Brigade I: February -- May 1999

A Personal Account by Lucinda Grinnell, CHP Volunteer


The moment we arrived in Condega, Nicaragua, the women from the Network of Women (RED de Mujeres) and the Women's Construction Collective (Colectivo de Mujeres Constructoras) welcomed us into their community with open arms. During our two-month stay, we worked long days building and spent many evenings engrossed in conversation with Condegan women.

The first night, the two organizations threw a party for us. The next morning we sat down with women from the Collective Amanda Centeno, the director, and Helen Shears, a development worker and trainer to talk about the organization of the project. After a tour of the hurricane-damaged areas in Condega, we took a trip to Santa Teresa, where we would be building the first house. We actually began digging the foundation that afternoon.

Santa Teresa is a small community about 30 minutes from central Condega. In all of the municipality of Condega, Santa Teresa was most affected by Hurricane Mitch. Fully half of the houses were destroyed, and nearly all the roads were washed away. The few houses that remained standing had as many as five families living in each one.

To get to Santa Teresa each day, we would ride in a pickup truck through the mountains
on the newly built road, which was still lined with piles of debris from the hurricane. Where there once had been houses, there remained only gravel and uprooted trees.

We began to look forward to the sight of the beneficiary Beatriz smiling as we arrived at work. Feeling the enthusiasm of Beatriz and her son taking part in the building of their new house was more than enough to dispel the distress of our daily ride.

Beatriz works with the Network of Women as a peer advocate, or "defensora." Defensoras undergo a yearlong training program, participating in workshops about self-esteem, self-defense, and health. Beatriz now serves as a contact for the Network of Women in Santa Teresa.

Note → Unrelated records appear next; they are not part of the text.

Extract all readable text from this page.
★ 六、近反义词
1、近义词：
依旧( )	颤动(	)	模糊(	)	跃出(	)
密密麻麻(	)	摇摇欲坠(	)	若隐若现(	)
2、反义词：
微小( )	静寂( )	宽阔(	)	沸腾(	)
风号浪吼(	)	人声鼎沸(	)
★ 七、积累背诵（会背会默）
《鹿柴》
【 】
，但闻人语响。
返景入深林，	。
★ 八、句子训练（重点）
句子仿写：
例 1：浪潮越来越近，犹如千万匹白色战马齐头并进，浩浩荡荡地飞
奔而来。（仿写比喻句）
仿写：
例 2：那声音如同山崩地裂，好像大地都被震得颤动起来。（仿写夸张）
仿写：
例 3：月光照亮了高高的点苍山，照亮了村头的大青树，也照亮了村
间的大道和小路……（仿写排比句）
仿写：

Many of the other beneficiaries have also worked in some capacity for the Network of Women or the Women's Construction Collective. The beneficiaries pay for their houses according to their ability; the balance is repaid in "sweat equity," with the beneficiaries and their family members working on the construction of their houses.

Up on site in Santa Teresa, the building process was slow. As there was no electricity or running water, virtually everything had to be done manually. The majority of us did not have experience in the Nicaraguan methods of construction. We had no power tools, just hammers, hand saws, picks, and shovels. Without a cement mixer, all the concrete had to be mixed by hand. We had to make two to three trips per day to the river to retrieve water and gravel.

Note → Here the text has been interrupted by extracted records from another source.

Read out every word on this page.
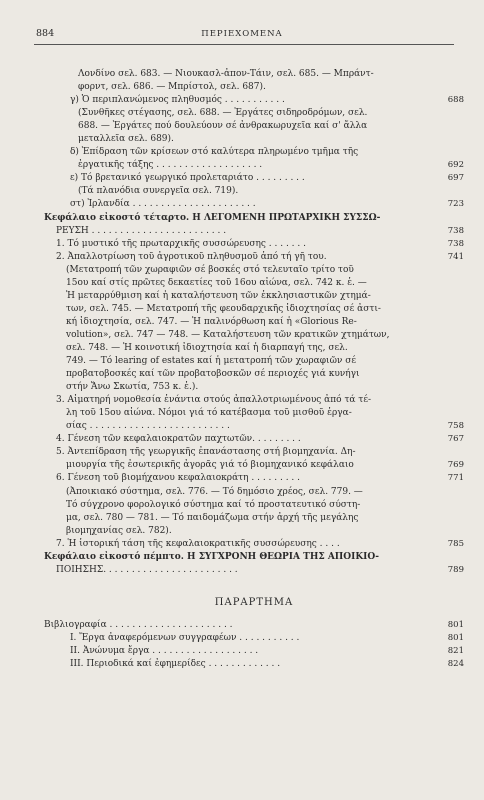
884	ΠΕΡΙΕΧΟΜΕΝΑ
Λονδίνο σελ. 683. — Νιουκασλ-ἀπον-Τάιν, σελ. 685. — Μπράντ-
φορντ, σελ. 686. — Μπρίστολ, σελ. 687).
γ) Ὁ περιπλανώμενος πληθυσμός . . . . . . . . . . .	688
(Συνθῆκες στέγασης, σελ. 688. — Ἐργάτες σιδηροδρόμων, σελ.
688. — Ἐργάτες πού δουλεύουν σέ ἀνθρακωρυχεῖα καί σ' ἄλλα
μεταλλεῖα σελ. 689).
δ) Ἐπίδραση τῶν κρίσεων στό καλύτερα πληρωμένο τμῆμα τῆς
ἐργατικῆς τάξης . . . . . . . . . . . . . . . . . . .	692
ε) Τό βρετανικό γεωργικό προλεταριάτο . . . . . . . . .	697
(Τά πλανόδια συνεργεῖα σελ. 719).
στ) Ἰρλανδία . . . . . . . . . . . . . . . . . . . . . .	723
Κεφάλαιο εἰκοστό τέταρτο. Η ΛΕΓΟΜΕΝΗ ΠΡΩΤΑΡΧΙΚΗ ΣΥΣΣΩ-
ΡΕΥΣΗ . . . . . . . . . . . . . . . . . . . . . . . .	738
1. Τό μυστικό τῆς πρωταρχικῆς συσσώρευσης . . . . . . .	738
2. Ἀπαλλοτρίωση τοῦ ἀγροτικοῦ πληθυσμοῦ ἀπό τή γῆ του.	741
(Μετατροπή τῶν χωραφιῶν σέ βοσκές στό τελευταῖο τρίτο τοῦ
15ου καί στίς πρῶτες δεκαετίες τοῦ 16ου αἰώνα, σελ. 742 κ. ἑ. —
Ἡ μεταρρύθμιση καί ἡ καταλήστευση τῶν ἐκκλησιαστικῶν χτημά-
των, σελ. 745. — Μετατροπή τῆς φεουδαρχικῆς ἰδιοχτησίας σέ ἀστι-
κή ἰδιοχτησία, σελ. 747. — Ἡ παλινόρθωση καί ἡ «Glorious Re-
volution», σελ. 747 — 748. — Καταλήστευση τῶν κρατικῶν χτημάτων,
σελ. 748. — Ἡ κοινοτική ἰδιοχτησία καί ἡ διαρπαγή της, σελ.
749. — Τό learing of estates καί ἡ μετατροπή τῶν χωραφιῶν σέ
προβατοβοσκές καί τῶν προβατοβοσκῶν σέ περιοχές γιά κυνήγι
στήν Ἄνω Σκωτία, 753 κ. ἑ.).
3. Αἱματηρή νομοθεσία ἐνάντια στούς ἀπαλλοτριωμένους ἀπό τά τέ-
λη τοῦ 15ου αἰώνα. Νόμοι γιά τό κατέβασμα τοῦ μισθοῦ ἐργα-
σίας . . . . . . . . . . . . . . . . . . . . . . . . .	758
4. Γένεση τῶν κεφαλαιοκρατῶν παχτωτῶν. . . . . . . . .	767
5. Ἀντεπίδραση τῆς γεωργικῆς ἐπανάστασης στή βιομηχανία. Δη-
μιουργία τῆς ἐσωτερικῆς ἀγορᾶς γιά τό βιομηχανικό κεφάλαιο	769
6. Γένεση τοῦ βιομήχανου κεφαλαιοκράτη . . . . . . . . .	771
(Ἀποικιακό σύστημα, σελ. 776. — Τό δημόσιο χρέος, σελ. 779. —
Τό σύγχρονο φορολογικό σύστημα καί τό προστατευτικό σύστη-
μα, σελ. 780 — 781. — Τό παιδομάζωμα στήν ἀρχή τῆς μεγάλης
βιομηχανίας σελ. 782).
7. Ἡ ἱστορική τάση τῆς κεφαλαιοκρατικῆς συσσώρευσης . . . .	785
Κεφάλαιο εἰκοστό πέμπτο. Η ΣΥΓΧΡΟΝΗ ΘΕΩΡΙΑ ΤΗΣ ΑΠΟΙΚΙΟ-
ΠΟΙΗΣΗΣ. . . . . . . . . . . . . . . . . . . . . . . .	789
ΠΑΡΑΡΤΗΜΑ
Βιβλιογραφία . . . . . . . . . . . . . . . . . . . . . .	801
I. Ἔργα ἀναφερόμενων συγγραφέων . . . . . . . . . . .	801
II. Ἀνώνυμα ἔργα . . . . . . . . . . . . . . . . . . .	821
III. Περιοδικά καί ἐφημερίδες . . . . . . . . . . . . .	824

An occasional distraction was the presence of an audience at the construction site. It is not an ordinary sight anywhere in the world to see a group of women constructing a house. People from the community often came over to watch us working. Sometimes the men asked us, "Where are the men?" and offered unsolicited suggestions. Most of them were surprised that women could do this work. We heard reports of some men in Condega telling beneficiaries that their houses would never be built.

Nearer Condega, the women began work on 23 more houses on a large piece of land donated by the local council. Four more Nicaraguan women received training in construction under the supervision of Centeno and Shears. Meanwhile five other women worked in the carpentry workshop making windows and doors for all the houses. Additionally, another group of five women produced all the ironwork.

While the local government provides jobs to men in construction, the Women's Construction Collective works to train and employ women in non-traditional trades. In a country that had seventy percent unemployment before the hurricane, the project has provided many local women with employment and valuable skills useful even after the post-Mitch reconstruction process has ended. There are no other opportunities in the area for women interested in carpentry or construction. Breaking gender roles, these women have realized their potential for doing this type of work. Each beneficiary gains also in participating in the construction of her house and in receiving the title to her new home.

All the women involved in the project beneficiaries, trainees, and volunteers take great pride in their participation. When her house was completed, Beatriz told me how proud she was to have the most beautiful house in her community. And she can take credit for having been integrally involved in the building of the house she now owns. By employing and empowering local women and creating bonds of international solidarity between women's groups, the cooperation between the Network of Women, the Women's Construction Collective, and the Condega Homemakers Project is proving the success of a women-centered development project.